Hopefully owner and horse develop a bond that lasts, but sometimes the partnership just doesn’t work out. Rest assured that the KyEHC will welcome the horse again, and in fact, requires that adopters return their horse if they can’t or don’t wish to keep him any longer.
“They have to bring the horse back to us, and we encourage people not to have any funny feelings about it,” says Neagle. “We understand completely that horses are different in all types of environments.”
Home Sweet Home
Equine rescues like the KyEHC give horses a second chance at life, and the people who take them home give them a second chance to be loved. Before you compare price tags on horses for sale, give some thought to adopting your dream horse.
“I think that people need to look into adopting a horse from a rescue before they buy one,” says Neagle. “There are a lot of great horses out there, and you’ll be giving a horse a home. The rescues always have the horses’ best interests in mind, so they’re going to be up front and tell you everything about a horse. It’s really a good way to go for a lot of people.”
Dixie was picked up by animal control officers, who thought she may have been abandoned at an auction, after she was found running along Dixie Highway in Elizabethtown, Ky.

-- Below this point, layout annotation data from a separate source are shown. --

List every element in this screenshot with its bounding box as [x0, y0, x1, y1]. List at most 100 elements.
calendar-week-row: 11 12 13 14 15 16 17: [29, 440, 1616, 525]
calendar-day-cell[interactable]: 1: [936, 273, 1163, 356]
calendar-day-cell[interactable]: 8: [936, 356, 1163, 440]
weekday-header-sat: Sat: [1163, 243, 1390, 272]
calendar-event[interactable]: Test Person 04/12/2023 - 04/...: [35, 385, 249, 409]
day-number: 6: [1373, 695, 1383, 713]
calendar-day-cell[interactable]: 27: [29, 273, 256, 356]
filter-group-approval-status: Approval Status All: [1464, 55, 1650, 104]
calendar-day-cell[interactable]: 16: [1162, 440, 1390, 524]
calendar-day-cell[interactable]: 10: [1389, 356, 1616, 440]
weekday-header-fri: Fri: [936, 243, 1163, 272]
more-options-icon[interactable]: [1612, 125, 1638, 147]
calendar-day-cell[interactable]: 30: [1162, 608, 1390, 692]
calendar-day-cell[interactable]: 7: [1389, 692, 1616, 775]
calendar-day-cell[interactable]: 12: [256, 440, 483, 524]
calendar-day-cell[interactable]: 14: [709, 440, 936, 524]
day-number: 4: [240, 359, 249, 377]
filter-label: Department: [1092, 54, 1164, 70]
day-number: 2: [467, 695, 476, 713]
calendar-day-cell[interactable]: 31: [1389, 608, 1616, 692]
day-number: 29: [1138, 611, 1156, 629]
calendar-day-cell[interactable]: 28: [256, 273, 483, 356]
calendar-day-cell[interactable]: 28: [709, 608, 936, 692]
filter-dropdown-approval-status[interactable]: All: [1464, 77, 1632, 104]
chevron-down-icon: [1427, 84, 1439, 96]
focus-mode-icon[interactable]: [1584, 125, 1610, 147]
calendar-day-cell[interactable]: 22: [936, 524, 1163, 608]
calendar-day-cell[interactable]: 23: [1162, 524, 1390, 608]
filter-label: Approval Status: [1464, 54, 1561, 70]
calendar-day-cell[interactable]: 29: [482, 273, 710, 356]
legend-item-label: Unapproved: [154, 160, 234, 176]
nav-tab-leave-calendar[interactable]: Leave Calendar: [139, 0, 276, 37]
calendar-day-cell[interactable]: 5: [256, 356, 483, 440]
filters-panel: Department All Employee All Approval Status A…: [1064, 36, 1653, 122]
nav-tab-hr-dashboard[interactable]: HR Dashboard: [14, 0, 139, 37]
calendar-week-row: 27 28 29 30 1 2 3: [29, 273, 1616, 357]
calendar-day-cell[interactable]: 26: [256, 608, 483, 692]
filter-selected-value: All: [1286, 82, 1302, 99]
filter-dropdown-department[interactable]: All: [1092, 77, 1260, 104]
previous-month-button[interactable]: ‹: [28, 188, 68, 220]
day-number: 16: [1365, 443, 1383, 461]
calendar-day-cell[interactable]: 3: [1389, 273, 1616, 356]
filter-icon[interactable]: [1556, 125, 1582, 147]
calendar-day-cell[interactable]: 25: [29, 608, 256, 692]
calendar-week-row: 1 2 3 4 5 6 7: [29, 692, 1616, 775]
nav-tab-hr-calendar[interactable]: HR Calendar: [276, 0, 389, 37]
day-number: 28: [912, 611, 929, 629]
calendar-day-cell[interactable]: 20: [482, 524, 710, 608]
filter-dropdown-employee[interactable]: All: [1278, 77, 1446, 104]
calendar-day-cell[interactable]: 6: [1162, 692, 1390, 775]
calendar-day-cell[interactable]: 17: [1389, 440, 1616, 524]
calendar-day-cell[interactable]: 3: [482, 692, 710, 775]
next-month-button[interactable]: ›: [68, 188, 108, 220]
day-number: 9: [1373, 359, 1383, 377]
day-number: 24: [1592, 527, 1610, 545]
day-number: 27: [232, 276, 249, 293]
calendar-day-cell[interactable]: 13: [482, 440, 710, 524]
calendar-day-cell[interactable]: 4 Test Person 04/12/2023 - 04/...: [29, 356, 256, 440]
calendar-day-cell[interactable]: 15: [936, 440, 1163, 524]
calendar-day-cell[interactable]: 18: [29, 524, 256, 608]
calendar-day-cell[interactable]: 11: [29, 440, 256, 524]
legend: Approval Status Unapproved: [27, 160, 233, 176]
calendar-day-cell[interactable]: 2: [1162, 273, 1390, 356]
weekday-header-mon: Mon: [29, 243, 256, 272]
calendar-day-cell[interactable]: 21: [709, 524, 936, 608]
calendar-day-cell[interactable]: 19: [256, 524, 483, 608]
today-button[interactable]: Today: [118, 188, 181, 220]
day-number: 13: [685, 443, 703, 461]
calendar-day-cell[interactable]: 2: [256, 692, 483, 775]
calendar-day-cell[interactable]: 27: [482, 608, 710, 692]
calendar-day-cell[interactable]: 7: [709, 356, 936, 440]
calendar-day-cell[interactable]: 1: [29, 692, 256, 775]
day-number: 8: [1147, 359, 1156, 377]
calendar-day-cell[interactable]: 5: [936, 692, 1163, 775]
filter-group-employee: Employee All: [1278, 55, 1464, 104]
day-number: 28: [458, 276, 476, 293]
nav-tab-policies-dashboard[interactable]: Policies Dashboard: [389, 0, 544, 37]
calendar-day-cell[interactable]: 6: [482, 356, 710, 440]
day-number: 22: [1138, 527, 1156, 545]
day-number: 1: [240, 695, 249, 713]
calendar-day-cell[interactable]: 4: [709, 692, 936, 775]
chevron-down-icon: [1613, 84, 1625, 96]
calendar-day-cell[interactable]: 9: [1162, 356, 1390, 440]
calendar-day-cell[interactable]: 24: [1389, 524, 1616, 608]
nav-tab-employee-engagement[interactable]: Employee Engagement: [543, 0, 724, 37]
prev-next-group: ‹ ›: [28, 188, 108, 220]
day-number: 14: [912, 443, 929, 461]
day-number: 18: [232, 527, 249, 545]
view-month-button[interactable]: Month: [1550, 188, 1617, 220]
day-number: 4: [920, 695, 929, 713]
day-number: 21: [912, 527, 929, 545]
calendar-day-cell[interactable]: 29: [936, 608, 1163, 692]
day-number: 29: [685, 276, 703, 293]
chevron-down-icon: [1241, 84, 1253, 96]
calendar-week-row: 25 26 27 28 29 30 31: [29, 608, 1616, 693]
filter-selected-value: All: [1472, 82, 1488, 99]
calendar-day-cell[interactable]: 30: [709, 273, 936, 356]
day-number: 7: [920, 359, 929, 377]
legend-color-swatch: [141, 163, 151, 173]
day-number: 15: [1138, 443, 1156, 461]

The Paint mare was surrendered to the KyEHC on Dec. 12, 2007, after spending about a month at a foster home.
“We had no previous history on her, so we had to start from scratch,” says Lori Neagle, executive director of the KyEHC. “It took a while to earn her trust and get her started under saddle. We are very happy to report that Dixie was adopted on Dec. 12, 2008, almost one year from her arrival at the KyEHC. Dixie is now living in Kentucky with her new family and is working on becoming a trail horse.”
March Featured rescue
The United States Equine Rescue League (USERL) is a 501(c)(3) non-profit organization that rehabilitates abused, neglected and abandoned horses and adopts them out to new homes. The USERL is also dedicated to educating horse owners and the public about proper horse care.
The organization conducts an Equine Cruelty Investigator Course for the public and law enforcement officials about recognizing neglect and abuse, and appropriately investigating these situations.
Besides its adoption program, the USERL has 350 foster farms in Virginia, Indiana, North Carolina and Kentucky that offer more individual care for horses that are waiting for new homes. Farms in these states can apply to foster horses as long as they have good references and the facilities pass inspection.
“The USERL uses foster farms exclusively to house neglected and abused horses, and this allows for community involvement and high volunteerism,” says Jennifer Malpass, USERL board chair. “No ownership of land means there are no property-maintenance costs. Therefore, a high percentage of donation dollars goes directly to helping the horses in need for feed, hay, and veterinary and farrier care.”